2. Internet activism is a 'real thing' when it is part of what one does as an activist. Joe demonstrates this quite well with how social media has facilitated the coming together of a new wave of feminist activism. It certainly has proponents and detractors who prefer to fight for women in 140 characters or less, but it is a movement mobilising and inspiring tens of thousands around all kinds of activities and, of course, it is one that has proved both media savvy and media friendly. Speaking personally, when not treating lucky readers to my fantastic taste in music this blog is about producing a critical understanding of the world and pushing labour movement politics and activism. I only tend to respect those bloggers, writers and Twitter celebs who engage with the world beyond their monitor screen, because I do. And if I and many, many others can there's no excuse for those the internet has provided a large audience not to get down and dirty with campaigning.

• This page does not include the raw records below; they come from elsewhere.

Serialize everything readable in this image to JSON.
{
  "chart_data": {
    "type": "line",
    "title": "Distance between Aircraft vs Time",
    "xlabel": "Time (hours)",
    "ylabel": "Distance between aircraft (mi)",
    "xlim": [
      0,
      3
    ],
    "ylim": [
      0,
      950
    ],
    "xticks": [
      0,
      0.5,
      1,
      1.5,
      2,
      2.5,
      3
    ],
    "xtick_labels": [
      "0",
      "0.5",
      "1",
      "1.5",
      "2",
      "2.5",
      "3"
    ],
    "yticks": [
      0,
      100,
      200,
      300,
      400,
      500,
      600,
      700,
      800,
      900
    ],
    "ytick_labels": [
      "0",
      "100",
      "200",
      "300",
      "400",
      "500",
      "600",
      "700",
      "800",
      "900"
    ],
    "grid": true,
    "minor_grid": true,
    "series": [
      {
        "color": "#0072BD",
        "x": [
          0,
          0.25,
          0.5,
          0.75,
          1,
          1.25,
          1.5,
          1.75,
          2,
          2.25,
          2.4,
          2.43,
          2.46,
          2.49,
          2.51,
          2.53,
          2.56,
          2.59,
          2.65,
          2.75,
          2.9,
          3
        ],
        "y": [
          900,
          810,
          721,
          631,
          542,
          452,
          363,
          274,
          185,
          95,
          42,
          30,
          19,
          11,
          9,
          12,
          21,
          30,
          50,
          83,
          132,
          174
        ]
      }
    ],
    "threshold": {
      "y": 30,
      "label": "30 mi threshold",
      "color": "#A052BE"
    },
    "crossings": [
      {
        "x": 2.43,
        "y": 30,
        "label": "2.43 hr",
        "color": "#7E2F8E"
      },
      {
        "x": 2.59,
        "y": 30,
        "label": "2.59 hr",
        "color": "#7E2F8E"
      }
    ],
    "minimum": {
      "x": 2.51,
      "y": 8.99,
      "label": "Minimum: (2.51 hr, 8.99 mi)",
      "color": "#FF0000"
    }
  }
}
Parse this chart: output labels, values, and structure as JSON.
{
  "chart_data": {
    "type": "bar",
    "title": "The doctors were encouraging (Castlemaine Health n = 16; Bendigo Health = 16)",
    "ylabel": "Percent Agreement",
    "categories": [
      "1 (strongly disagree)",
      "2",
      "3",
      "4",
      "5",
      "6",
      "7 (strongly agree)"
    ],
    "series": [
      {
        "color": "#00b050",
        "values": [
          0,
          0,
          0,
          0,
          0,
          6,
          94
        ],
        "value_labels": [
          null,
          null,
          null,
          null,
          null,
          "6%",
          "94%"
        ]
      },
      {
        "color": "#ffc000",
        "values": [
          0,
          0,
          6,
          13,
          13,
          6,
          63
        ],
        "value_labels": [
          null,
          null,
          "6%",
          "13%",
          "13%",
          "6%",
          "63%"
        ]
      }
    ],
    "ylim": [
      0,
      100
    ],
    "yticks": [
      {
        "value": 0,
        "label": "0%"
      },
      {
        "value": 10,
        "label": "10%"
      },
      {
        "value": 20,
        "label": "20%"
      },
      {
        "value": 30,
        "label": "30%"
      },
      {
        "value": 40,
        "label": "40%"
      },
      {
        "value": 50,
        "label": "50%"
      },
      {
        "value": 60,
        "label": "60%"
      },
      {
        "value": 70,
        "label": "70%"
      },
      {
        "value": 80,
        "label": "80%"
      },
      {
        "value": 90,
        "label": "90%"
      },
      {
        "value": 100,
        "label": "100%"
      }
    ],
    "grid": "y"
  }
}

3. Joe says there's "not enough" activism. Sure, we could always do with more people doing stuff. After all, as much as our honourable members pay lip service to the idea the one thing most of them dread is an active and critical citizenry. However, a lot of what does go on just doesn't get media coverage. The campaign to save Stafford Hospital did get press and TV slots because of the high profile failure of its management and the tragic consequences they entailed. Yet while that was (and is) going on, dozens of other groups have mushroomed to defend service provision at their hospitals. Likewise saving children's centres, participation in community asset transfers, running food banks, protesting closures, strikes and solidarity activity, organising residents' associations, all this sort of unglamorous stuff flies right under the national media's radar because, for whatever reason, they don't find it interesting. For example, how many reports have you read flagging up tonight's mass sleep out protest against the bedroom tax?

4. Joe rightly notes turn out in general elections looks to be on the up. Likewise, young people are more interested in politics than they were a decade ago, at least according to this study from 2011. Furthermore there is a core of the UK's adult population - some 36% of people - who are responsible for just shy of 90% of all volunteering activity. A sizeable minority are far from "apathetic" and actively contribute to the country's civic life in some way.

5. His point that there is too much 'anti' stuff is true. But is this symptomatic of a diminution in the "quality" of protest and social movements in Britain? I don't think so. In the era of rapacious and aggressive capital inaugurated by Thatcher's election in 1979 most, if not all the big struggles have been defensive and therefore anti-something. The Miners. Wapping. CND and Greenham Common. The Poll Tax. Iraq. Tuition Fees. All key moments in the modern history of protest, all of them defensive. Social movements are always conditioned by the opportunities afforded them by the wider environment, and the circumstances that threw them together. To pass from defensive into offensive, or positive struggles requires that they are occasionally successful and 'win', and that there is something that can condense these victories and integrate them into a wider (political) programme.

6. You can moan about inadequate rates of political and civic participation until the cows come home. The real challenge, the proper test of anyone's mettle is actually doing something about it.